Por: Sara Wicher
Lançado em 2002 e dirigido por Fernando Meirelles e Kátia Lund, o filme Cidade de Deus é um marco do cinema brasileiro. Inspirado no livro de Paulo Lins, o longa ultrapassa a fronteira da ficção ao retratar a dura realidade das favelas do Rio de Janeiro – um território onde infância, violência e desigualdade se entrelaçam. Mais do que uma narrativa cinematográfica, é uma obra de denúncia e resistência.
Ao acompanhar personagens como Buscapé, Zé Pequeno e Bené, o filme expõe um Brasil em que o abandono social e a ausência de políticas públicas transformam crianças em sobreviventes. O olhar da câmera, ao mesmo tempo próximo e cru, revela a formação de identidades moldadas pela falta de família, de afeto e de oportunidades. E, ao fazer isso, coloca o espectador diante de uma pergunta que ainda ecoa: o que acontece com os que crescem sem nunca terem sido vistos?
A força da obra está justamente em sua autenticidade. Meirelles e Lund conseguem transformar o caos em narrativa, a violência em contexto, o medo em humanidade. O filme não apenas retrata o crime, mas mergulha nas razões que o alimentam: a desigualdade estrutural, o racismo, o desemprego, a precariedade das condições de vida. É nesse ponto que Cidade de Deus ultrapassa o entretenimento e se torna espelho: ele nos obriga a enxergar o que o país prefere ignorar.
Ao longo do filme, há uma tensão constante entre destino e escolha. Buscapé, narrador e observador, é o símbolo dessa fronteira. Ele representa o olhar que tenta escapar, o desejo de contar outra história possível. Zé Pequeno, por outro lado, encarna o resultado da ausência: um menino sem família, sem amparo, que encontra no poder e no medo sua forma de existir. Entre um e outro, o filme constrói uma poderosa alegoria sobre o ciclo de exclusão que marca tantas infâncias brasileiras.
Ao revisitar Cidade de Deus mais de vinte anos depois, percebemos que sua força não está apenas nas cenas marcantes ou na estética que influenciou o cinema mundial, mas na permanência das questões que levanta. O filme continua atual porque o contexto que retrata ainda persiste, aquele da invisibilidade social, da desigualdade que se repete, do país que insiste em olhar de longe aquilo que o forma. Além disso, a obra faz parte de um quadro de descobrimento da favela. A partir das cenas, das imagens, das falas, da trilha sonora e das provocações presentes no longa, Fernando Meirelles e Kátia Lund apresentam forte sentimento de realidade e de verossimilhança.

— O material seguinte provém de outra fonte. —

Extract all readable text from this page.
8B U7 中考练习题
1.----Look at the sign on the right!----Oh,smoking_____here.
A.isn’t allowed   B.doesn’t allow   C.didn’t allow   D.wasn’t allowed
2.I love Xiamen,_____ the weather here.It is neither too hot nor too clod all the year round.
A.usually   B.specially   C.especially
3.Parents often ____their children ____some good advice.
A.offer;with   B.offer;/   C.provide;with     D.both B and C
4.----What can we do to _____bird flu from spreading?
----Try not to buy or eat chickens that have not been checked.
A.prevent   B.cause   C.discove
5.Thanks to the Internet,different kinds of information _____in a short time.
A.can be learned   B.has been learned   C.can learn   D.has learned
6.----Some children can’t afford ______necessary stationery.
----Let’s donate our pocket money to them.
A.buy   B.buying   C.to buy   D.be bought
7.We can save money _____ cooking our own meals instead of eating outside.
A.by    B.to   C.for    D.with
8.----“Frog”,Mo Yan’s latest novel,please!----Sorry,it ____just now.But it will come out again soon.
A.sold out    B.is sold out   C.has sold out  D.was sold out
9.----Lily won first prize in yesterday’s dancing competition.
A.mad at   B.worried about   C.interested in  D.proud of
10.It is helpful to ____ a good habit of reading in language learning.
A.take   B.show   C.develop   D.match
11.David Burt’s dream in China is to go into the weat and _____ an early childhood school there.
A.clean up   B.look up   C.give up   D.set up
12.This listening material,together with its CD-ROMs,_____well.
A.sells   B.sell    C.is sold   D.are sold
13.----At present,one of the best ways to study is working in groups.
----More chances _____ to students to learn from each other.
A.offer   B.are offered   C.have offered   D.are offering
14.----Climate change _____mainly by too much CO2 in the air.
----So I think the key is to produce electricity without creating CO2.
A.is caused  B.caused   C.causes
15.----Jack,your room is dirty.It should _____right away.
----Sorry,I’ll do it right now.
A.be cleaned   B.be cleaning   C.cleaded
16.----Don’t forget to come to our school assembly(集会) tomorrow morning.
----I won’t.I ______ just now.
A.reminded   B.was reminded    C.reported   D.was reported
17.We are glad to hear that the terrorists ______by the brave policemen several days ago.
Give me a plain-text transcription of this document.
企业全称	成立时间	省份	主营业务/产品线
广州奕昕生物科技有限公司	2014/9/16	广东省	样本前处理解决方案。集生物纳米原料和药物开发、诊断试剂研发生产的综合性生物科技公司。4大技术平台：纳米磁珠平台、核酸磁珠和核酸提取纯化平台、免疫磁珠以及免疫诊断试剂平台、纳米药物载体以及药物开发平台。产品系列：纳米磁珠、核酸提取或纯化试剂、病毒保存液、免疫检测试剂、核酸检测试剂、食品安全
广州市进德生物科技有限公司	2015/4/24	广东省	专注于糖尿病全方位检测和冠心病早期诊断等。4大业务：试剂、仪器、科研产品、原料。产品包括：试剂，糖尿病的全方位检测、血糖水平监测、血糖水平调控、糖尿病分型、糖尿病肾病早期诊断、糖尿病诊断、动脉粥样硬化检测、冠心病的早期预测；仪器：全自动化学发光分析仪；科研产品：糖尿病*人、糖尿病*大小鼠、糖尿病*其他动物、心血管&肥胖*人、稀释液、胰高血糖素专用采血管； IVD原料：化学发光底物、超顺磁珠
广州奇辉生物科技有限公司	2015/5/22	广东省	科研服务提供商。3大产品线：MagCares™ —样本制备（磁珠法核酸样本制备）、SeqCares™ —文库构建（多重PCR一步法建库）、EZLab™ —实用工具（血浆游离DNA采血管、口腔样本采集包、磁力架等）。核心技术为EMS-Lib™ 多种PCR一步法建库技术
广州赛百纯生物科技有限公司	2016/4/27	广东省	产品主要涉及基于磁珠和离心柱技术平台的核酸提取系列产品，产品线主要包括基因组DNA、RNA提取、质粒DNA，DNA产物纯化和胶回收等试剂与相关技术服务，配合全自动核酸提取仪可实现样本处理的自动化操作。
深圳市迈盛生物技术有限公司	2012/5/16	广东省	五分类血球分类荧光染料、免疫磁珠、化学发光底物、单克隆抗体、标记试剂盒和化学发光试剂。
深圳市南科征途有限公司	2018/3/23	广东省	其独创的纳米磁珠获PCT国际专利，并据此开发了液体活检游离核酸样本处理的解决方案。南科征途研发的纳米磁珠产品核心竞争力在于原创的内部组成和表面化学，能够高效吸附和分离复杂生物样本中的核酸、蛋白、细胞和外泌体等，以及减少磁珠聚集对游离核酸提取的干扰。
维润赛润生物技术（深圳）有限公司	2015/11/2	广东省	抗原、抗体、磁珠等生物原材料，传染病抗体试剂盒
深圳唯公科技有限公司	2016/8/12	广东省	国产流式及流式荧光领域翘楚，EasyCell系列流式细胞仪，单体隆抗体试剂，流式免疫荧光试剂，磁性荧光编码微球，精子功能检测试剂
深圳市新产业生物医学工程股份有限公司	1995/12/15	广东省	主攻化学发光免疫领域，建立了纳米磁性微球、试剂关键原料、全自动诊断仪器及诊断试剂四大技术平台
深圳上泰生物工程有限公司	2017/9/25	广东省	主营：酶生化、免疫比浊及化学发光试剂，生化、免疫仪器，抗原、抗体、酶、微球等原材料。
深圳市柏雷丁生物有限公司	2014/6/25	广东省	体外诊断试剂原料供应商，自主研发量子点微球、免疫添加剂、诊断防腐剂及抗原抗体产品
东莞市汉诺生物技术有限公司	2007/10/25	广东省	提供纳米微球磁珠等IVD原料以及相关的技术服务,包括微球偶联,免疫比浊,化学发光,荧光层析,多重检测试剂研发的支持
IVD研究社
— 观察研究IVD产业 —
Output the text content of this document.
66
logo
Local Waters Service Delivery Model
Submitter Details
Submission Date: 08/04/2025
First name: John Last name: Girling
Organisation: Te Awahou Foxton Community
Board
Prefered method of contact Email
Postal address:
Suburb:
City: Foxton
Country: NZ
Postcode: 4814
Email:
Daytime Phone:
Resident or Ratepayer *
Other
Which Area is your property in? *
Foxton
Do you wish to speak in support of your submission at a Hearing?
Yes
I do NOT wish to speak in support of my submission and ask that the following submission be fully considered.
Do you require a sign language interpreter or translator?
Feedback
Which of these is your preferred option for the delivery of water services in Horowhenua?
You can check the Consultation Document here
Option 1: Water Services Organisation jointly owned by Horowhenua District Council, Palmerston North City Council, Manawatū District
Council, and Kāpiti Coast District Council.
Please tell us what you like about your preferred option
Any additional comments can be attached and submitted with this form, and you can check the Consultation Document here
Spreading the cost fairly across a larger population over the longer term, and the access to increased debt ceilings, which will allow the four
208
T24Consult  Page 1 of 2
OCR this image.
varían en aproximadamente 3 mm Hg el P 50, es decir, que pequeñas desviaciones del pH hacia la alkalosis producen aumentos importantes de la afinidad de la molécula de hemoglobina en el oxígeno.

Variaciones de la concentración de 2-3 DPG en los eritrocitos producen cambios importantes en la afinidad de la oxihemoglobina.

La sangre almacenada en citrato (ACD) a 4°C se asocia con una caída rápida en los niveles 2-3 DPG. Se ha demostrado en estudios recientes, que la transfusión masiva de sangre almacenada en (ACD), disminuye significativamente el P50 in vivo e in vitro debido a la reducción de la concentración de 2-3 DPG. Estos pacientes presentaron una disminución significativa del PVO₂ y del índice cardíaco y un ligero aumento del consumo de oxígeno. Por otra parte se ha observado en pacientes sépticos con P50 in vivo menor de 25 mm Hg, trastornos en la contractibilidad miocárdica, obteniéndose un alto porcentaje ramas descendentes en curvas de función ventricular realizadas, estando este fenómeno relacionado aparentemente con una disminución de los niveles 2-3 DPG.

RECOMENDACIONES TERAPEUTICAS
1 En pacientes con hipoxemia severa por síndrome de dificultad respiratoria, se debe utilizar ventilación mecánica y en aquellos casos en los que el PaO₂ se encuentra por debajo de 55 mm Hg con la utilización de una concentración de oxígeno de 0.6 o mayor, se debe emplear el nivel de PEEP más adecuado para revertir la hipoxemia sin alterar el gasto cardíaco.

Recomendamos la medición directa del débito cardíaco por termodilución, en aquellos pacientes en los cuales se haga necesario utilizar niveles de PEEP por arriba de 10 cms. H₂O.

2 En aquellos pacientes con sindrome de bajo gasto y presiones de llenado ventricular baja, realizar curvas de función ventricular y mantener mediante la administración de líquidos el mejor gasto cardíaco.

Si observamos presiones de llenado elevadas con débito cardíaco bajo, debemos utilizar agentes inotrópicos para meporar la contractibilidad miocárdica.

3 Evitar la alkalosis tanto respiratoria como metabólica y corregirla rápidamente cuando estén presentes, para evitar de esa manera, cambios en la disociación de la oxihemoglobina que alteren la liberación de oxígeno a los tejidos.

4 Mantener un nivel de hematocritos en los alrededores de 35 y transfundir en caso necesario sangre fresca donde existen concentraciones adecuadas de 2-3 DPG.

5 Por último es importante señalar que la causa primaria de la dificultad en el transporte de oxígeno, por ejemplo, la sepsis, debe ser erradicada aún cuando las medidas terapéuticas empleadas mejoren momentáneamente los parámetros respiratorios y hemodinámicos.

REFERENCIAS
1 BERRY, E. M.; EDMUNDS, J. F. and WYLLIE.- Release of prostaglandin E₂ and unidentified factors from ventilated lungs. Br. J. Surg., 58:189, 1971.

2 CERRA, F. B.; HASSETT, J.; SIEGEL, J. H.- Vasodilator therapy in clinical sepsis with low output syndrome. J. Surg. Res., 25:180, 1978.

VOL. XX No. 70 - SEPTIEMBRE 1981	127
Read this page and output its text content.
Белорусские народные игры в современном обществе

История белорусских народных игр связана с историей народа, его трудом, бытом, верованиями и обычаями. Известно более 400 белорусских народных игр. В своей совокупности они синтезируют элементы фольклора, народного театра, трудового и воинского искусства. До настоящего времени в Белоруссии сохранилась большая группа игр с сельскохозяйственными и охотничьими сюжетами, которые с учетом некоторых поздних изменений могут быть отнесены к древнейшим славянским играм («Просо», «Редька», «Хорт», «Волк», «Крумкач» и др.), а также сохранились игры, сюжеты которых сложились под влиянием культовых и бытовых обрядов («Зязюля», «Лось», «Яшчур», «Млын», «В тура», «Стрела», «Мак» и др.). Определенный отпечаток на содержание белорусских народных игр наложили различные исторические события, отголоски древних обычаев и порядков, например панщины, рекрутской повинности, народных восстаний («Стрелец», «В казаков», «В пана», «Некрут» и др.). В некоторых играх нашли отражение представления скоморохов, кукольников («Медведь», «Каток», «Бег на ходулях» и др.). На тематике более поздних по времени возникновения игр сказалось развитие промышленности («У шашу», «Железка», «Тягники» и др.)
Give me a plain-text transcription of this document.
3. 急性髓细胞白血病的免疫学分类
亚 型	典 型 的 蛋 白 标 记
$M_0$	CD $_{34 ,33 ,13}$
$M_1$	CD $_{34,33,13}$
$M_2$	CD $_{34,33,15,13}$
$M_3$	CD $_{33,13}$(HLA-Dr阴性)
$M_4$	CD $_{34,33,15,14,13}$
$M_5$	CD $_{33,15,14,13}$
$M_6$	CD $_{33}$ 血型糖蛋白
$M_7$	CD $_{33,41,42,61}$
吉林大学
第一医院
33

Assistir ao longa, hoje, é mais do que revisitar um clássico, é encarar o quanto nossas narrativas ainda carregam fronteiras entre centro e periferia, entre o que se vê e o que se silencia. A obra nos desafia a repensar nossos próprios filtros, a reconhecer que entender o outro é também um exercício de autoconhecimento.
É justamente nesse ponto que o longa se aproxima do olhar que nos inspira. A ideia de que todo diálogo real nasce do encontro entre perspectivas, da escuta atenta e da disposição para enxergar o mundo além dos próprios referenciais – esse é o verdadeiro exercício da Inteligência Cultural. Compreender a diferença não é apenas um gesto de empatia, mas um ato transformador: o primeiro passo para construir novas narrativas, mais conscientes, inclusivas e humanas.